Pubblichiamo con piacere questo articolo dell’amico Ferdinando Viola, già uscito per il Centro Studi MUSE.
Nell’opera “Il fascismo come fenomeno europeo” Adriano Romualdi, oltre a dare un contenuto storico, dottrinario e coerente al fenomeno del fascismo, cosa che nel mondo della destra in quel tempo nessuno faceva, oltre a delineare la natura profondamente europea della dottrina fascista, considerata tra l’altro l’unica in grado di liberare l’Europa dalla tirannia americana e sovietica, nei primi capitoli ci fornisce un’immagine accurata del prototipo dell’intellettuale in riferimento alle sue attitudini da studioso. Prima di arrivare alla lettura del testo di Romualdi, è opportuna una riflessione.
L’intellettuale è una figura che fin dai tempi dell’illuminismo ha costituito notevole successo. Il salotto, la discussione, l’amore per il libro fine a se stesso sono tutti elementi che ancora oggi influenzano l’immaginario collettivo, nonostante l’evidente decadenza della qualità degli intellettuali, se si pensa che le istanze della sovversione marxista non siano più rappresentate da uomini del calibro di Lenin o Gramsci, ma da gente come Scurati, Raimo e Scanzi, (sempre che questi intellettuali si possano definire) e che il liberalismo, ormai in tutto e per tutto divenuto progressismo liberista o liberismo conservatore, neanche più sia in grado di produrre cultura. Eppure, che un tale fenomeno un giorno sarebbe giunto ad un livello infimo dai tratti caricaturali era ampiamente prevedibile.

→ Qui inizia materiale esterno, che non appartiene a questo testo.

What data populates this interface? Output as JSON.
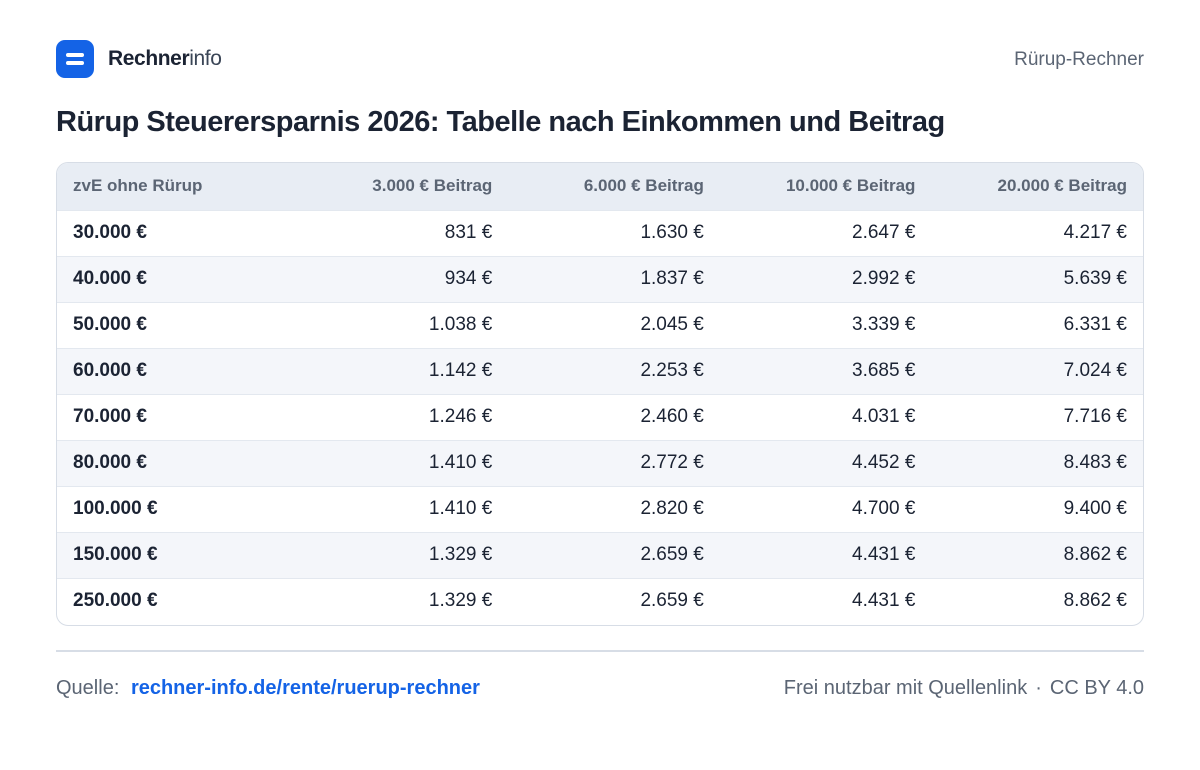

In effetti, l’intellettuale, credendo nel primato della ragione sull’azione, che va scissa dal pensiero, e divinizzando il libro, necessita di uno schema preimpostato, dogmatico e razionalistico, valido in ogni tempo e luogo.
Non è infatti una coincidenza che il liberalismo e il comunismo abbiano dei manuali di riferimento che assumono quasi una valenza religiosa. I detentori dell’egemonia culturale, fin dai primi tempi del dopoguerra, si affannarono a descrivere il fascismo come un incidente della storia o come un moto di puro autoritarismo privo di basi culturali, sminuendo la caratura di tutti quei pensatori che invece erano profondamente fascisti, simpatizzanti o comunque certamente antitetici alle ideologie dal fascismo combattute. Il perché ciò sia avvenuto è ovviamente dovuto a intenti censori, ma è anche causato dalla natura stessa del fascismo, la cui profonda essenza, partendo da principi metafisici e dinamici e avendo tra i suoi massimi riferimenti il culto della nazione, si manifestava in forme differenti e variabili, non racchiudibili in nessun libretto di istruzioni. Un intellettuale quindi nel senso convenzionale del termine avrebbe dovuto fare uno sforzo in più per classificarlo e studiarlo nel modo più opportuno. Nell’opera “Il fascismo come fenomeno europeo”, Adriano Romualdi, scrive quanto segue:
Lo studioso si troverà sempre più a suo agio di fronte ad un fenomeno come il Comunismo, alla cui base c’è il libro – Il Capitale -, che egli può leggere comodamente. Che poi ne “Il Capitale” sia scritto che comunismo significa abolizione dello Stato e gestione dal basso, mentre in Russia e Cina le cose sono un po’ diverse, o che il comunismo è un movimento di avanguardia della società industriale più progredita, mentre esso si regge solo in paesi arretrati, questo è un altro discorso. Ma ciò non toglie che lo studioso trovi nel comunismo “un sistema “, qualcosa di più facile da definire, mentre il Fascismo, con le sue brusche improvvisazioni, lo disorienta. A prima vista: perché in realtà basta un po’ di pazienza per accorgersi come taluni contenuti comuni i fascismi li possedettero. Il nazionalismo, la concezione autoritaria dello Stato, l’idea della collaborazione tra le classi nel quadro d’un “socialismo nazionale”, il culto di taluni valori legati alla vita militare e alla guerra (disciplina, cameratismo, spirito di sacrificio, insieme con una generica disposizione “antimaterialistica” e “antiborghese” sono costanti ravvisabili in tutti i fascismi)”.